Let $-\infty < a < b < \infty$ and $f \in C([a, b],\mathbb{R})$ be differentiable on $(a, b]$. Show that, if $\lim_{x\to a} f'(x)$ exists, then $f$ is in $C^1([a, b],\mathbb{R})$ and $f'(a) = \lim_{x\to a} f'(x)$. (Hint: Use the mean value theorem.)
I think this is false and found a counterexample: Set $b=0$ and define $f:[a,0]\to\mathbb{R}$ by $$ f(x):= \begin{cases} x^2\sin(1/x),&x\in[-a,0);\\ 0,&x=0. \end{cases} $$ The function $f$ satifies all the hypotheses but $f'$ is not continuous at $x=0$.
Am I right?
Edit: My point is that $\lim_{x\to a} f'(x)$ does not imply $f\in C^1([a, b],\mathbb{R})$, or, roughly speaking, the continuity of $f'$ at $x=a$ does not imply its continuity on the whole interval. However, the second conclusion, $f'(a) = \lim_{x\to a} f'(x)$, is correct.

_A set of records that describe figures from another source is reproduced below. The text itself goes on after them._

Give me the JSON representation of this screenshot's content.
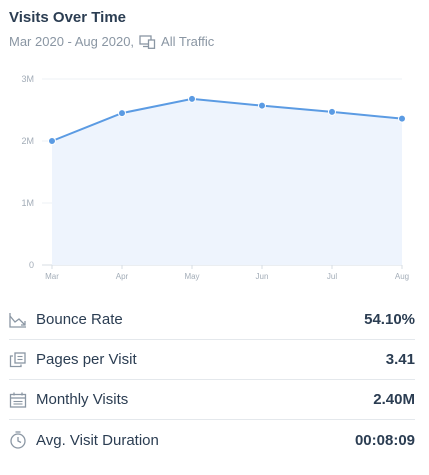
{
  "widget": {
    "title": "Visits Over Time",
    "date_range": "Mar 2020 - Aug 2020,",
    "traffic_icon": "devices-icon",
    "traffic_label": "All Traffic"
  },
  "chart_data": {
    "type": "area",
    "categories": [
      "Mar",
      "Apr",
      "May",
      "Jun",
      "Jul",
      "Aug"
    ],
    "series": [
      {
        "values": [
          2.0,
          2.45,
          2.68,
          2.57,
          2.47,
          2.36
        ]
      }
    ],
    "value_unit": "M",
    "yticks": [
      "0",
      "1M",
      "2M",
      "3M"
    ],
    "ylim": [
      0,
      3
    ],
    "grid": true,
    "line_color": "#5b9be3",
    "fill_color": "#eef4fd",
    "marker_color": "#5b9be3"
  },
  "metrics": [
    {
      "icon": "bounce-rate-icon",
      "label": "Bounce Rate",
      "value": "54.10%"
    },
    {
      "icon": "pages-icon",
      "label": "Pages per Visit",
      "value": "3.41"
    },
    {
      "icon": "calendar-icon",
      "label": "Monthly Visits",
      "value": "2.40M"
    },
    {
      "icon": "clock-icon",
      "label": "Avg. Visit Duration",
      "value": "00:08:09"
    }
  ],
  "colors": {
    "text_primary": "#2b3d52",
    "text_secondary": "#8a96a3",
    "divider": "#e4e8ec"
  }
}
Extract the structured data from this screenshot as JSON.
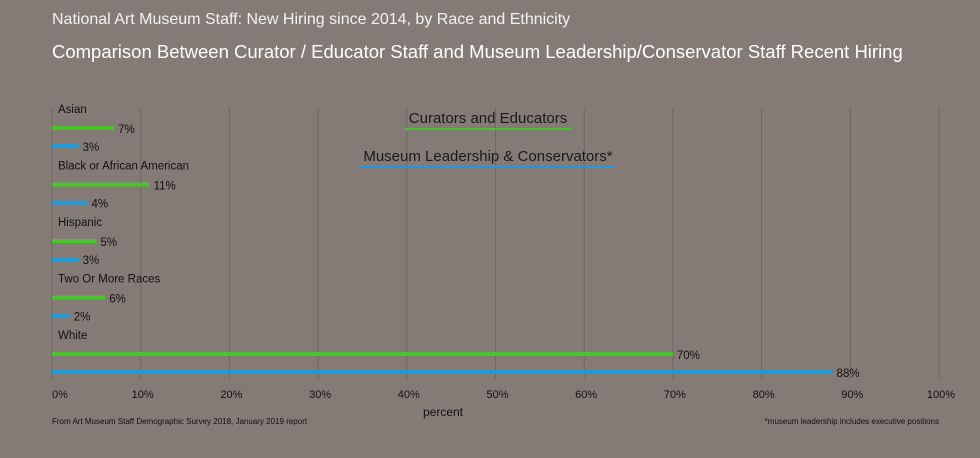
{
  "header": {
    "title": "National Art Museum Staff: New Hiring since 2014, by Race and Ethnicity",
    "subtitle": "Comparison Between Curator / Educator Staff and Museum Leadership/Conservator Staff Recent Hiring"
  },
  "footer": {
    "source": "From Art Museum Staff Demographic Survey 2018, January 2019 report",
    "note": "*museum leadership includes executive positions"
  },
  "colors": {
    "background": "#857b76",
    "curators": "#4cc22e",
    "leadership": "#1f9ad6",
    "grid": "#6f6661"
  },
  "chart_data": {
    "type": "bar",
    "orientation": "horizontal",
    "categories": [
      "Asian",
      "Black or African American",
      "Hispanic",
      "Two Or More Races",
      "White"
    ],
    "series": [
      {
        "name": "Curators and Educators",
        "values": [
          7,
          11,
          5,
          6,
          70
        ],
        "labels": [
          "7%",
          "11%",
          "5%",
          "6%",
          "70%"
        ]
      },
      {
        "name": "Museum Leadership & Conservators*",
        "values": [
          3,
          4,
          3,
          2,
          88
        ],
        "labels": [
          "3%",
          "4%",
          "3%",
          "2%",
          "88%"
        ]
      }
    ],
    "xlim": [
      0,
      100
    ],
    "ticks": [
      0,
      10,
      20,
      30,
      40,
      50,
      60,
      70,
      80,
      90,
      100
    ],
    "tick_labels": [
      "0%",
      "10%",
      "20%",
      "30%",
      "40%",
      "50%",
      "60%",
      "70%",
      "80%",
      "90%",
      "100%"
    ],
    "xlabel": "percent",
    "grid": true,
    "legend_position": "top-center"
  }
}
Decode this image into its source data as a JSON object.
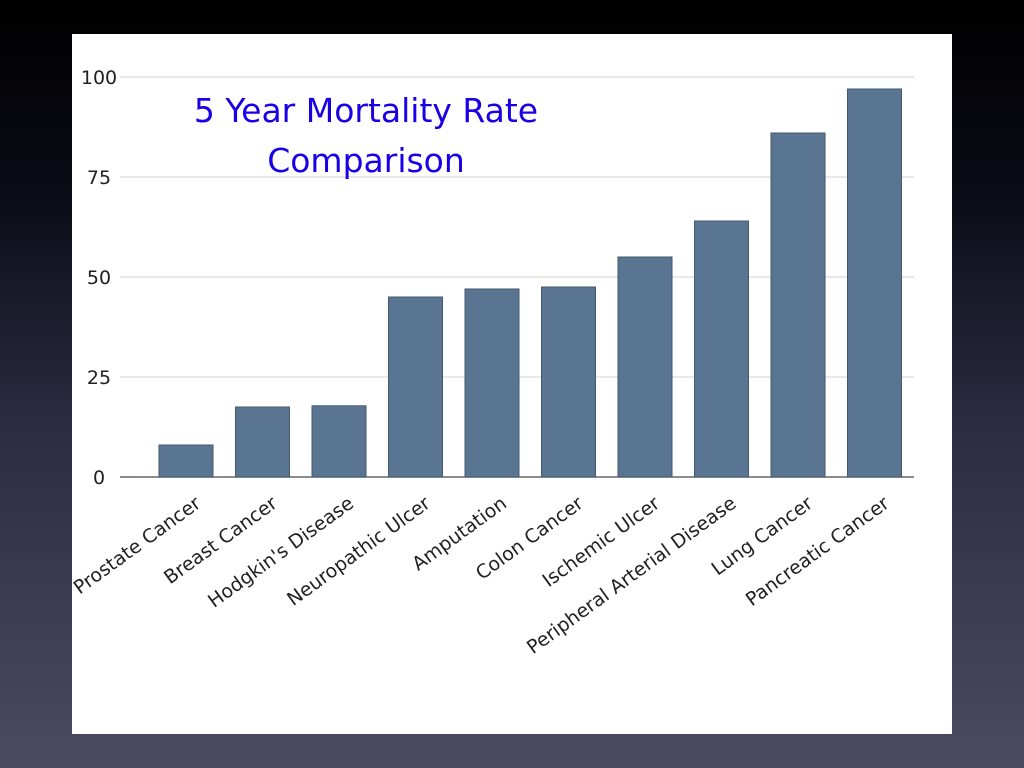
{
  "colors": {
    "bar": "#5a7592",
    "bar_edge": "#44586e",
    "title": "#1a00e6",
    "grid": "#d0d0d0",
    "axis": "#666666"
  },
  "chart_data": {
    "type": "bar",
    "title": [
      "5 Year Mortality Rate",
      "Comparison"
    ],
    "xlabel": "",
    "ylabel": "",
    "ylim": [
      0,
      100
    ],
    "yticks": [
      0,
      25,
      50,
      75,
      100
    ],
    "grid": true,
    "categories": [
      "Prostate Cancer",
      "Breast Cancer",
      "Hodgkin's Disease",
      "Neuropathic Ulcer",
      "Amputation",
      "Colon Cancer",
      "Ischemic Ulcer",
      "Peripheral Arterial Disease",
      "Lung Cancer",
      "Pancreatic Cancer"
    ],
    "values": [
      8,
      17.5,
      17.8,
      45,
      47,
      47.5,
      55,
      64,
      86,
      97
    ]
  }
}
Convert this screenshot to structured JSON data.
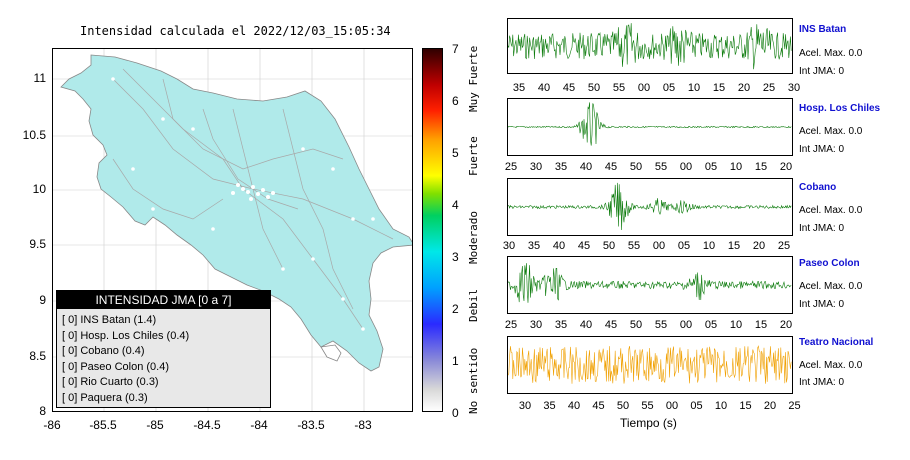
{
  "map": {
    "title": "Intensidad calculada el 2022/12/03_15:05:34",
    "y_ticks": [
      "11",
      "10.5",
      "10",
      "9.5",
      "9",
      "8.5",
      "8"
    ],
    "x_ticks": [
      "-86",
      "-85.5",
      "-85",
      "-84.5",
      "-84",
      "-83.5",
      "-83"
    ],
    "land_color": "#b0eaea"
  },
  "legend": {
    "title": "INTENSIDAD JMA [0 a 7]",
    "items": [
      "[ 0]  INS Batan (1.4)",
      "[ 0]  Hosp. Los Chiles (0.4)",
      "[ 0]  Cobano (0.4)",
      "[ 0]  Paseo Colon (0.4)",
      "[ 0]  Rio Cuarto (0.3)",
      "[ 0]  Paquera (0.3)"
    ]
  },
  "colorbar": {
    "ticks": [
      "7",
      "6",
      "5",
      "4",
      "3",
      "2",
      "1",
      "0"
    ],
    "labels": [
      "Muy Fuerte",
      "Fuerte",
      "Moderado",
      "Debil",
      "No sentido"
    ]
  },
  "stations": [
    {
      "name": "INS Batan",
      "acel": "Acel. Max. 0.0",
      "int": "Int JMA: 0",
      "color": "#0a7a0a",
      "ticks": [
        "35",
        "40",
        "45",
        "50",
        "55",
        "00",
        "05",
        "10",
        "15",
        "20",
        "25",
        "30"
      ]
    },
    {
      "name": "Hosp. Los Chiles",
      "acel": "Acel. Max. 0.0",
      "int": "Int JMA: 0",
      "color": "#0a7a0a",
      "ticks": [
        "25",
        "30",
        "35",
        "40",
        "45",
        "50",
        "55",
        "00",
        "05",
        "10",
        "15",
        "20"
      ]
    },
    {
      "name": "Cobano",
      "acel": "Acel. Max. 0.0",
      "int": "Int JMA: 0",
      "color": "#0a7a0a",
      "ticks": [
        "30",
        "35",
        "40",
        "45",
        "50",
        "55",
        "00",
        "05",
        "10",
        "15",
        "20",
        "25"
      ]
    },
    {
      "name": "Paseo Colon",
      "acel": "Acel. Max. 0.0",
      "int": "Int JMA: 0",
      "color": "#0a7a0a",
      "ticks": [
        "25",
        "30",
        "35",
        "40",
        "45",
        "50",
        "55",
        "00",
        "05",
        "10",
        "15",
        "20"
      ]
    },
    {
      "name": "Teatro Nacional",
      "acel": "Acel. Max. 0.0",
      "int": "Int JMA: 0",
      "color": "#f0a000",
      "ticks": [
        "30",
        "35",
        "40",
        "45",
        "50",
        "55",
        "00",
        "05",
        "10",
        "15",
        "20",
        "25"
      ]
    }
  ],
  "time_axis_label": "Tiempo (s)"
}
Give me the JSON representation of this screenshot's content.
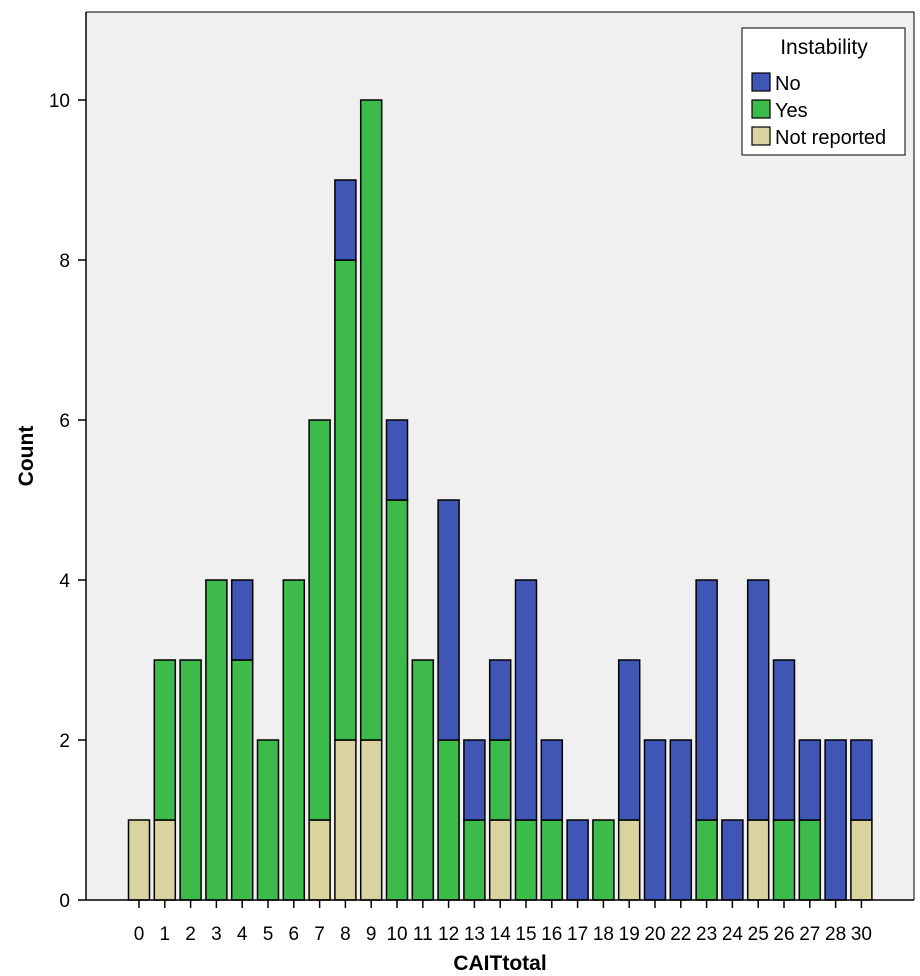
{
  "chart_data": {
    "type": "bar",
    "stacked": true,
    "xlabel": "CAITtotal",
    "ylabel": "Count",
    "ylim": [
      0,
      11
    ],
    "yticks": [
      0,
      2,
      4,
      6,
      8,
      10
    ],
    "categories": [
      "0",
      "1",
      "2",
      "3",
      "4",
      "5",
      "6",
      "7",
      "8",
      "9",
      "10",
      "11",
      "12",
      "13",
      "14",
      "15",
      "16",
      "17",
      "18",
      "19",
      "20",
      "22",
      "23",
      "24",
      "25",
      "26",
      "27",
      "28",
      "30"
    ],
    "series": [
      {
        "name": "Not reported",
        "color": "#d9d3a0",
        "values": [
          1,
          1,
          0,
          0,
          0,
          0,
          0,
          1,
          2,
          2,
          0,
          0,
          0,
          0,
          1,
          0,
          0,
          0,
          0,
          1,
          0,
          0,
          0,
          0,
          1,
          0,
          0,
          0,
          1
        ]
      },
      {
        "name": "Yes",
        "color": "#3cba4a",
        "values": [
          0,
          2,
          3,
          4,
          3,
          2,
          4,
          5,
          6,
          8,
          5,
          3,
          2,
          1,
          1,
          1,
          1,
          0,
          1,
          0,
          0,
          0,
          1,
          0,
          0,
          1,
          1,
          0,
          0
        ]
      },
      {
        "name": "No",
        "color": "#3f56b4",
        "values": [
          0,
          0,
          0,
          0,
          1,
          0,
          0,
          0,
          1,
          0,
          1,
          0,
          3,
          1,
          1,
          3,
          1,
          1,
          0,
          2,
          2,
          2,
          3,
          1,
          3,
          2,
          1,
          2,
          1
        ]
      }
    ],
    "legend": {
      "title": "Instability",
      "position": "top-right",
      "entries": [
        "No",
        "Yes",
        "Not reported"
      ]
    },
    "background": "#f0f0f0",
    "grid": false
  }
}
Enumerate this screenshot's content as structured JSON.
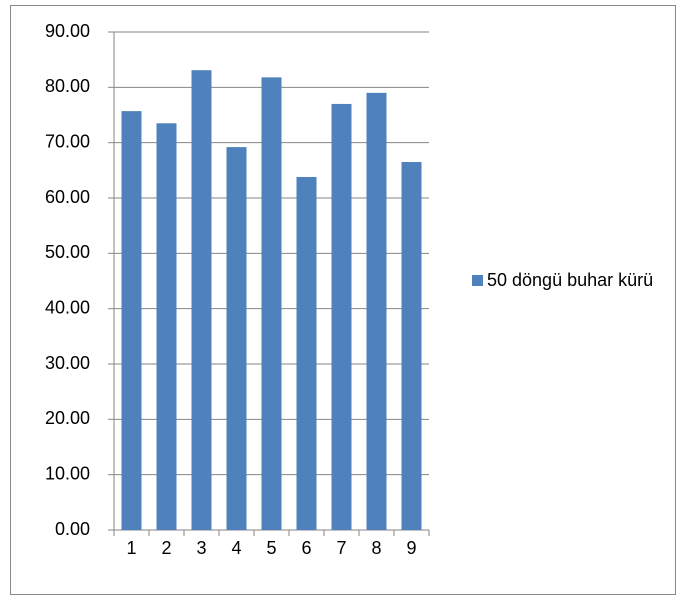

As I said in the comments, the statement asked to be proved, as stated, is clearly wrong by the very reason you mentioned in your edit. It should be either assumed that $f \in C^1\left((a,b] \right)$, or the conclusion should be changed to then $f$ is differentiable at $a$ and (...).
Assuming this was an oversight by the authors (which is imho very likely true), let's try to answer the proper question. The method will be the same for both of the possible fixes, so I'll assume the second which does not require continuity of the derivative:
Proof: Let $L:= \lim\limits_{x\to a} f'(x)$. It follows from the hypotheses that $f$ is continuous at $[a,c]$ and differentiable at $(a,c)$ for every $c \leq b$.
Take $\epsilon>0$. By the definition of limit, there exists $\delta>0$ such that if $x< a+\delta$, then $|f'(x)-L|<\epsilon$. From the mean-value theorem we have that if $x \in (a,a+\delta),$ $$\left|\frac{f(x)-f(a)}{x-a}-L\right|=|f'(\xi_x)-L|<\epsilon,$$ since $\xi_x \in (a,x)$, hence in $(a,a+\delta)$. But this proves precisely that $f'(a)=L$.